Violent clashes between police and protesters broke out in the Mong Kok neighborhood of Hong Kong on Monday last week amid Lunar New Year celebrations, sparking heated debate. Irrespective of where they might stand on the issue, many people consider this as a sign that Hong Kong has entered a period of political unrest.
However, the incident has greater significance when seen in a larger context: It clearly shows that Hong Kong is at the threshold of an important democratic breakthrough.
While Hong Kong has never developed full democracy, many Hong Kongers became politically active during the Umbrella movement in 2014, in which protesters demanded universal suffrage and a direct vote for the territory’s chief executive.
Some people called the Mong Kok incident the “fishball revolution,” in reference to the government’s efforts to crack down on unlicensed fishball vendors, which culminated in warning shots being fired by the police. Others have compared it with the Kaohsiung Incident in Taiwan in 1979, when a group of dangwai (黨外, “outside the party”) activists organized a pro-democracy demonstration to commemorate Human Rights Day. The two incidents are quite different, especially in terms of the ensuing arrests and questioning. While Hong Kong has an independent judicial system, at the time of the Kaohsiung Incident, Taiwan was under martial law.

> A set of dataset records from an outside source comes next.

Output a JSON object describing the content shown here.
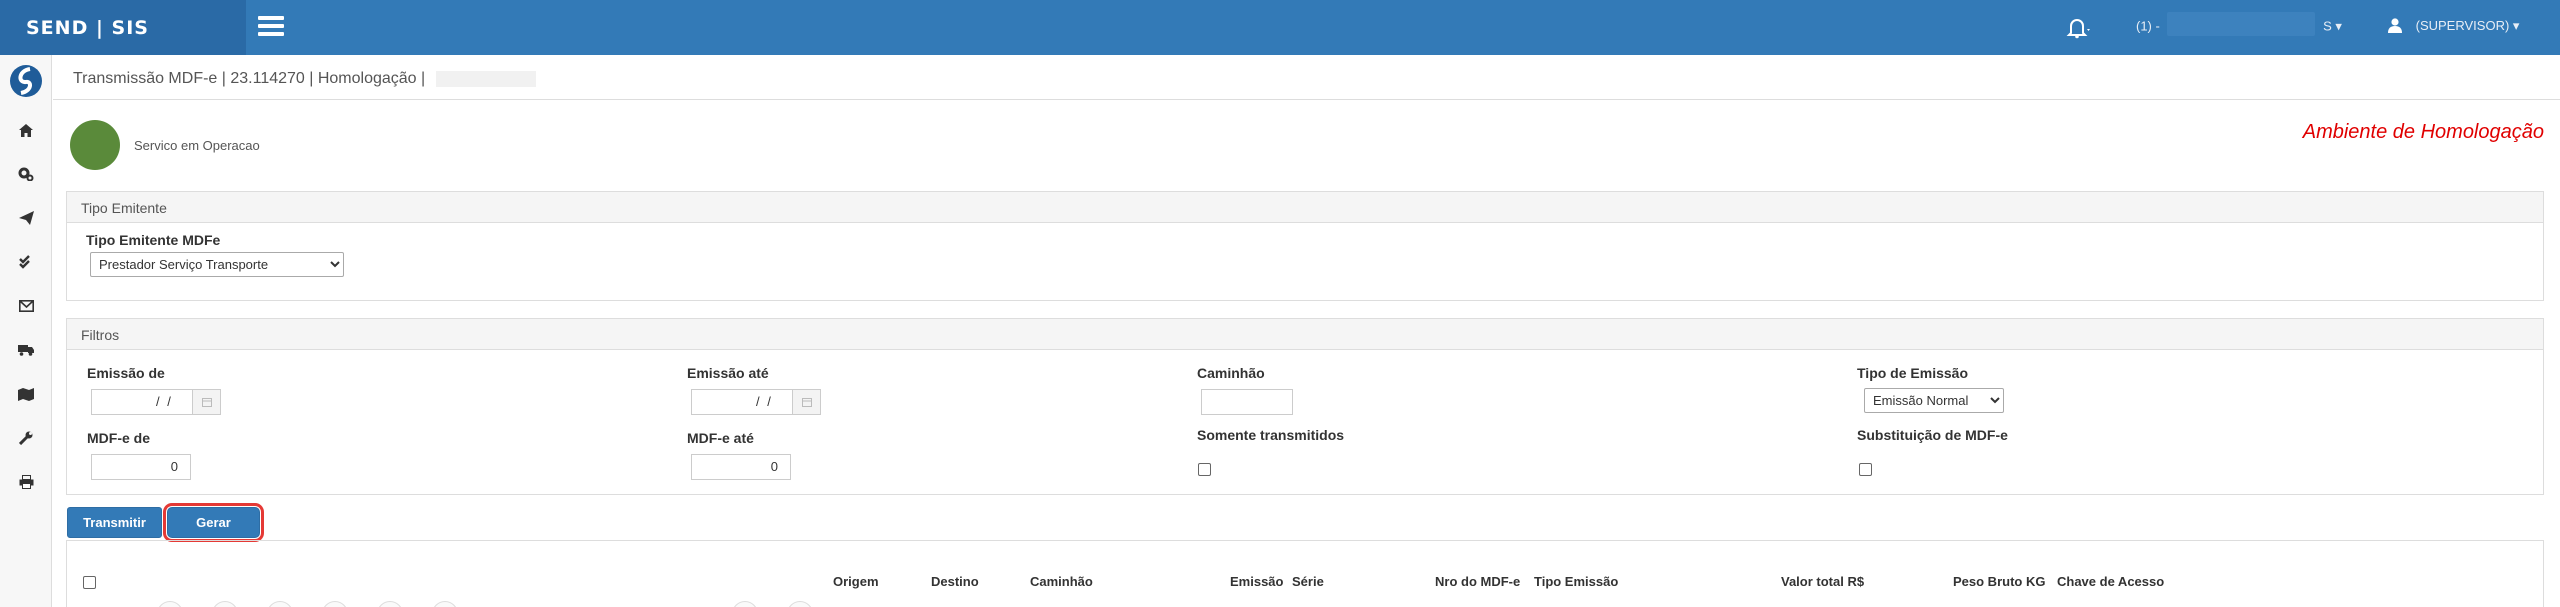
{
  "header": {
    "brand": "SEND | SIS",
    "company_prefix": "(1) -",
    "company_suffix": "S",
    "user": "(SUPERVISOR)",
    "icons": [
      "menu-icon",
      "bell-icon",
      "user-icon"
    ]
  },
  "sidebar": {
    "items": [
      "home-icon",
      "cogs-icon",
      "send-icon",
      "check-double-icon",
      "envelope-icon",
      "truck-icon",
      "map-icon",
      "wrench-icon",
      "print-icon"
    ]
  },
  "page": {
    "title": "Transmissão MDF-e | 23.114270 | Homologação |",
    "status": "Servico em Operacao",
    "environment": "Ambiente de Homologação"
  },
  "colors": {
    "brand": "#337ab7",
    "status_ok": "#5a8a3a",
    "env_text": "#e00000"
  },
  "tipo_emitente": {
    "panel_title": "Tipo Emitente",
    "label": "Tipo Emitente MDFe",
    "selected": "Prestador Serviço Transporte"
  },
  "filtros": {
    "panel_title": "Filtros",
    "emissao_de_label": "Emissão de",
    "emissao_de_value": "/ /",
    "emissao_ate_label": "Emissão até",
    "emissao_ate_value": "/ /",
    "caminhao_label": "Caminhão",
    "caminhao_value": "",
    "tipo_emissao_label": "Tipo de Emissão",
    "tipo_emissao_selected": "Emissão Normal",
    "mdfe_de_label": "MDF-e de",
    "mdfe_de_value": "0",
    "mdfe_ate_label": "MDF-e até",
    "mdfe_ate_value": "0",
    "somente_transmitidos_label": "Somente transmitidos",
    "substituicao_label": "Substituição de MDF-e"
  },
  "actions": {
    "transmitir": "Transmitir",
    "gerar": "Gerar"
  },
  "table": {
    "columns": [
      "Origem",
      "Destino",
      "Caminhão",
      "Emissão",
      "Série",
      "Nro do MDF-e",
      "Tipo Emissão",
      "Valor total R$",
      "Peso Bruto KG",
      "Chave de Acesso"
    ]
  }
}
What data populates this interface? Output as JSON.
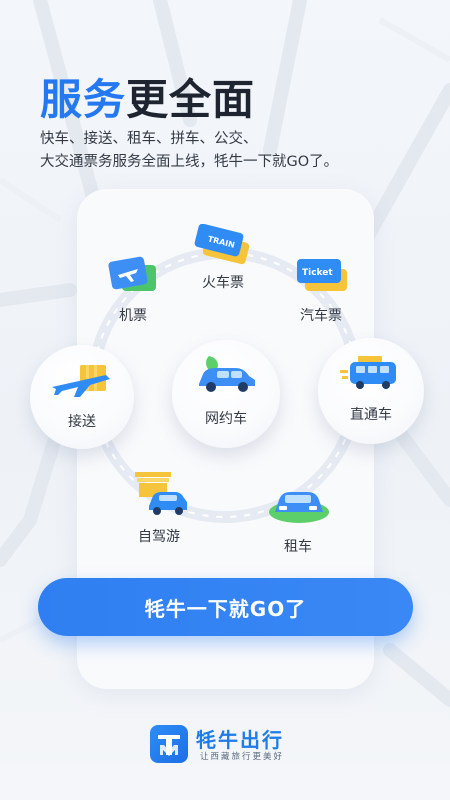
{
  "headline": {
    "part1": "服务",
    "part2": "更全面"
  },
  "subtitle": {
    "line1": "快车、接送、租车、拼车、公交、",
    "line2": "大交通票务服务全面上线，牦牛一下就GO了。"
  },
  "services": {
    "train": "火车票",
    "flight": "机票",
    "bus_ticket": "汽车票",
    "pickup": "接送",
    "ride_hailing": "网约车",
    "shuttle": "直通车",
    "self_drive": "自驾游",
    "rental": "租车"
  },
  "icon_text": {
    "train": "TRAIN",
    "ticket": "Ticket"
  },
  "cta": {
    "label": "牦牛一下就GO了"
  },
  "brand": {
    "name": "牦牛出行",
    "slogan": "让西藏旅行更美好"
  }
}
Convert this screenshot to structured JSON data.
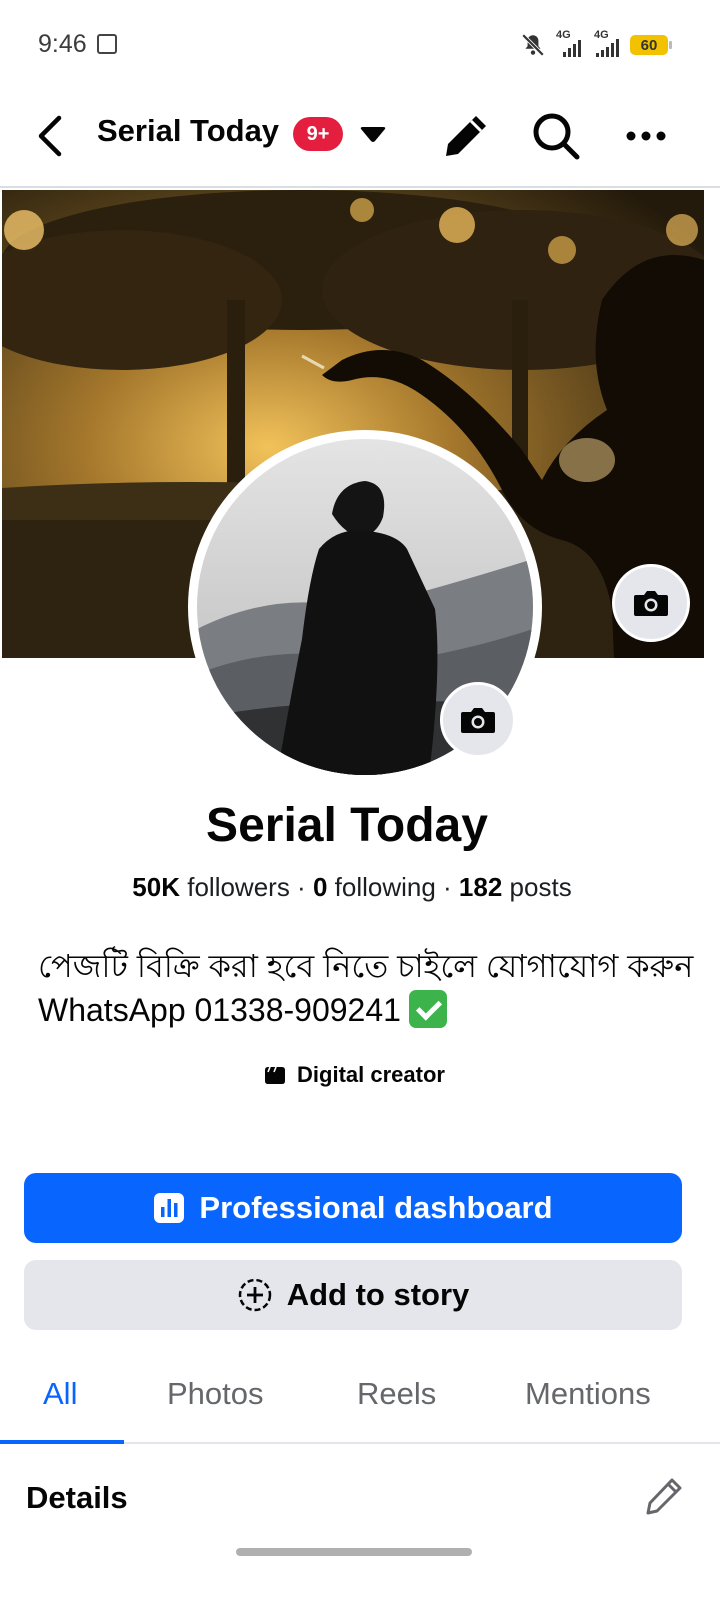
{
  "status_bar": {
    "time": "9:46",
    "network_left": "4G",
    "network_right": "4G",
    "battery": "60"
  },
  "header": {
    "title": "Serial Today",
    "badge": "9+"
  },
  "profile": {
    "name": "Serial Today",
    "followers_count": "50K",
    "followers_label": "followers",
    "following_count": "0",
    "following_label": "following",
    "posts_count": "182",
    "posts_label": "posts",
    "separator": " · ",
    "bio_line1": "পেজটি বিক্রি করা হবে নিতে চাইলে যোগাযোগ করুন",
    "bio_line2": "WhatsApp 01338-909241",
    "category": "Digital creator"
  },
  "actions": {
    "primary_label": "Professional dashboard",
    "secondary_label": "Add to story"
  },
  "tabs": [
    {
      "label": "All",
      "active": true
    },
    {
      "label": "Photos",
      "active": false
    },
    {
      "label": "Reels",
      "active": false
    },
    {
      "label": "Mentions",
      "active": false
    }
  ],
  "details": {
    "title": "Details"
  },
  "colors": {
    "accent": "#0866ff",
    "badge": "#e41e3f",
    "secondary_button": "#e4e6eb"
  }
}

The Mong Kok incident has shone a light on Hong Kong’s upcoming Legislative Council election, as it remains unknown whether the more radical groups, including Hong Kong Indigenous, which participated in the Umbrella movement and the Mong Kok clashes, can form a party to run against the pro-democracy camp and the pro-Beijing camp dominating the local political scene.
Hong Kong could learn a lot from what Taiwan went through in its early stages of democratization. In 1960, a group of activists in Taiwan connected with the Free China Journal, led by Lei Chen (雷震) and Yin Hai-kuang (殷海光), tried to form an opposition party, believing that democracy could be brought about through peaceful reforms. Their efforts were relentlessly repressed by the one-party state of the Chinese Nationalist Party (KMT).
The dangwai movement that followed consequently adopted a more violent approach, inevitably causing more divisions within the society and more polarized stances in the ensuing years.
In Taiwan’s history of democratization, there have been two consistent trends in the movements that contributed to the nation’s democracy. One is the deconstruction of political myths, including those surrounding former presidents Chiang Kai-shek (蔣中正) and Chiang Ching-kuo (蔣經國), as well as scrutinizing the KMT’s party-state ideology. The other trend is that of localization, namely making Taiwan, instead of “mainland” China, the subject of political concerns.
Last month’s presidential and legislative elections saw political uprisings that developed around these two movements become so widely embraced that the KMT finally lost its influence it had achieved through myth-making propaganda, marking a significant new chapter for Taiwan’s democracy.
Perhaps Taiwan’s experience of democratization would be of some help to Hong Kongers, specifically in deconstructing political myths and localizing political concerns.
Hong Kongers have often been teased for being “economic animals” for their political apathy, but this stereotype could soon change, as a great opportunity has arisen for them to show the world that they can be another role model for democracy in the Chinese-speaking world.
Ku Chung-hwa is on the board of directors for the New School for Democracy.